Guff is Aaron Blabey’s latest masterpiece, not just a story for little people to listen to as they snuggle down with their Guff but one that will evoke memories for the storyteller and generate even more stories .

Guff is precious and very special – both the book and the toy.

Peas and Quiet

Peas and Quiet

Peas and Quiet

 

 

 

 

 

 

 

 

 

 

Peas and Quiet

Gabrielle Tozer

Sue de Gennaro

Angus & Robertson

32pp., hbk., RRP $A24.99

9781460752395

Down in the vegie patch behind the garden gnome, live two little peas in a pod they call home…

They joke and they laugh, these best of best friends… but they also drive each other right round the bend.

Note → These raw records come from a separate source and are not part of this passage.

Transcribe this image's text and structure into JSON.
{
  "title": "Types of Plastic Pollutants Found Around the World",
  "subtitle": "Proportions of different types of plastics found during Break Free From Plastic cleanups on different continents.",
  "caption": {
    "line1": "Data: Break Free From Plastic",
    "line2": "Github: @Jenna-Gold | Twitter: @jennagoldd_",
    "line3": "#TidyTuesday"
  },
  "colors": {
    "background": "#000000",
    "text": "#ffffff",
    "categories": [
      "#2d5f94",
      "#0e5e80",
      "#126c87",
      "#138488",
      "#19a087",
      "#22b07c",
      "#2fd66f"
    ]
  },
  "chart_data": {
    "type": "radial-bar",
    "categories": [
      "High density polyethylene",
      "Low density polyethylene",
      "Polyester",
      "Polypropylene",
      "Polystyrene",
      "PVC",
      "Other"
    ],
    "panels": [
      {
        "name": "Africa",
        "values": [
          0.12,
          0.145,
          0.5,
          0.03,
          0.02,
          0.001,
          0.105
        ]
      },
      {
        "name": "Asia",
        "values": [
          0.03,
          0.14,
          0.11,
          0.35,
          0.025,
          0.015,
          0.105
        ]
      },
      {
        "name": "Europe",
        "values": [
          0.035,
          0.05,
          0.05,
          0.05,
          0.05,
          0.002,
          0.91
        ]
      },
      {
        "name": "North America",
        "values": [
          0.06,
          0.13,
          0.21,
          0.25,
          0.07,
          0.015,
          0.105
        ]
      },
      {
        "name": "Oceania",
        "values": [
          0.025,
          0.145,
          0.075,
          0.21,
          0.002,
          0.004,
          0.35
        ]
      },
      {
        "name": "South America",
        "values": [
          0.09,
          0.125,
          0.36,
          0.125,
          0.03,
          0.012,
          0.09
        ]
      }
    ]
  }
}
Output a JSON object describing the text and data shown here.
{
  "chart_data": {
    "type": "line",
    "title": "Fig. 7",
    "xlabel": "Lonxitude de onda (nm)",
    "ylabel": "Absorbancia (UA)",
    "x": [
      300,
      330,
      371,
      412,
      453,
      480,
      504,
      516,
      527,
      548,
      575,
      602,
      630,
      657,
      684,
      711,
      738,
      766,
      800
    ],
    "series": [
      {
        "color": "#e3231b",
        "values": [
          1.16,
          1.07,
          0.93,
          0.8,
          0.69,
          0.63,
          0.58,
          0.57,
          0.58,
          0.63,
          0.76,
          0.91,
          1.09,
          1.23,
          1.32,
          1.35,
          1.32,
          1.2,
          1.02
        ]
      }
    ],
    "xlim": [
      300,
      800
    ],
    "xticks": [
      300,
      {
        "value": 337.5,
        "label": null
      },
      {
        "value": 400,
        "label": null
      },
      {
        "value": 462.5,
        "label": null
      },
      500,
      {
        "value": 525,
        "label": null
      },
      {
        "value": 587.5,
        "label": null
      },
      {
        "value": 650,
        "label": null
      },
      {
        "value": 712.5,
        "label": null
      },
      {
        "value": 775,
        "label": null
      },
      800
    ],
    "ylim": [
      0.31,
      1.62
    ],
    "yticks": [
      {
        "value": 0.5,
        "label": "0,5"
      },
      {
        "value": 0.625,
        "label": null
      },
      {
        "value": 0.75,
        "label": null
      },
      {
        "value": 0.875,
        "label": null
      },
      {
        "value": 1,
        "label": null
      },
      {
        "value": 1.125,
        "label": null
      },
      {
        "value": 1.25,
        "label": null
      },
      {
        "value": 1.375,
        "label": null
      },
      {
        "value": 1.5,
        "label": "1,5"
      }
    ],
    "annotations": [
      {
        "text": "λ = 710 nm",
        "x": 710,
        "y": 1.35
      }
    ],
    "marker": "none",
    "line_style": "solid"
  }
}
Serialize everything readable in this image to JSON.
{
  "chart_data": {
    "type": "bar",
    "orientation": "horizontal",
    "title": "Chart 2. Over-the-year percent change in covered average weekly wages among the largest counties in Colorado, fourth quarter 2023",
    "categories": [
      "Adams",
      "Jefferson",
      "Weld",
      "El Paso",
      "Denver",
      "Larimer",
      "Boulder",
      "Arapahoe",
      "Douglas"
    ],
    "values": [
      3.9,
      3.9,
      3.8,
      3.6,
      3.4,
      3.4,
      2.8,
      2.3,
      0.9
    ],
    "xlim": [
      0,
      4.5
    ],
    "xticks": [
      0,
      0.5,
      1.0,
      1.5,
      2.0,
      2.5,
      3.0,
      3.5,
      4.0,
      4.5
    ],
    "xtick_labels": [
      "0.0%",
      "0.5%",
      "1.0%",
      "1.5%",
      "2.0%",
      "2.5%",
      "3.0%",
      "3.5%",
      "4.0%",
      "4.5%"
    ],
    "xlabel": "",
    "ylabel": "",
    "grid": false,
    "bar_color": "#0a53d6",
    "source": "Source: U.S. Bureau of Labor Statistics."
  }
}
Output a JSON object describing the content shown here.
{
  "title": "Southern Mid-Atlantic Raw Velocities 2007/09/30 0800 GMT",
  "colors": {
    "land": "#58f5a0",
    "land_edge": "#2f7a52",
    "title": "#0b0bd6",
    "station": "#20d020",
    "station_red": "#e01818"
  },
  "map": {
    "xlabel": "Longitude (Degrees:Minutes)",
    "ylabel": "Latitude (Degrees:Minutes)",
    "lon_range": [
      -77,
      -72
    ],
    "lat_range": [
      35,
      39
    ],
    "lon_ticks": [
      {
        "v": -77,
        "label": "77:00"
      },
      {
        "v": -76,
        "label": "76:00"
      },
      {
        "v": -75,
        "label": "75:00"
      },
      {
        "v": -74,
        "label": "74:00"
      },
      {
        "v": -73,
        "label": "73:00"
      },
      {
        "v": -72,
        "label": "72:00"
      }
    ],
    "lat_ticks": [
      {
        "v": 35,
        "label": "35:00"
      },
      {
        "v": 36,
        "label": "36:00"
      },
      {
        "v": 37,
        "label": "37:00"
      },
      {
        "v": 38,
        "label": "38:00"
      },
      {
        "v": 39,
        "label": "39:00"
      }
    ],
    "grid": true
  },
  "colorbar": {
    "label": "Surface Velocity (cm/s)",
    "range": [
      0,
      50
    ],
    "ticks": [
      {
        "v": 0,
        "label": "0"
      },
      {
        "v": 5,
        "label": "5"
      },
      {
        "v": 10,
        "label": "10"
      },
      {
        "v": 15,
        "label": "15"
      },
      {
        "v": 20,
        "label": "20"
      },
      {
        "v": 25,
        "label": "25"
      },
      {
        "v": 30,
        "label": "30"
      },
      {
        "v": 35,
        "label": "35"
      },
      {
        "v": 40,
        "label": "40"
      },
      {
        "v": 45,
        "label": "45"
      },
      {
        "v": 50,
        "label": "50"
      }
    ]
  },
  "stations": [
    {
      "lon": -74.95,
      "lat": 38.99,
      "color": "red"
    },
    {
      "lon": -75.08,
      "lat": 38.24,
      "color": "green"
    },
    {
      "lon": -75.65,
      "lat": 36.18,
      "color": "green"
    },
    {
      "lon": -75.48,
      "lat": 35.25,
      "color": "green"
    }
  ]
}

Because each night Pop, the eldest, snores like a bear as he sleeps in his chair, while Pip likes to bake and as she does, she loves to sing.  But she can’t sing well and her tuneless ditties wake Pop up in a very grumpy mood.  Eventually he can stand it no longer and he backs his bags and leaves the pod. Pip is glad to see him go but as time goes on both begin to realise how much they miss each other.  Is there a way forward that can give this story a happy ending?

This is a charming story perfectly illustrated to appeal to younger readers as has been shown by the number of times it was chosen as the dress-up favourite for parades for Book Week recently.  Young readers really embraced the characters and their dilemma as they recognised themselves and their siblings – often at loggerheads but lost without each other.  It’s rhyming couplets move the pace along ensuring the action is maintained without getting too intense, even when Pop is caught by the kitten making just the right amount of tension for little people to manage.  And they are sure to have suggestions about how Pop and Pip can overcome their differences – many will draw on their own experiences!

One of those stories that will stand out and quickly become a favourite.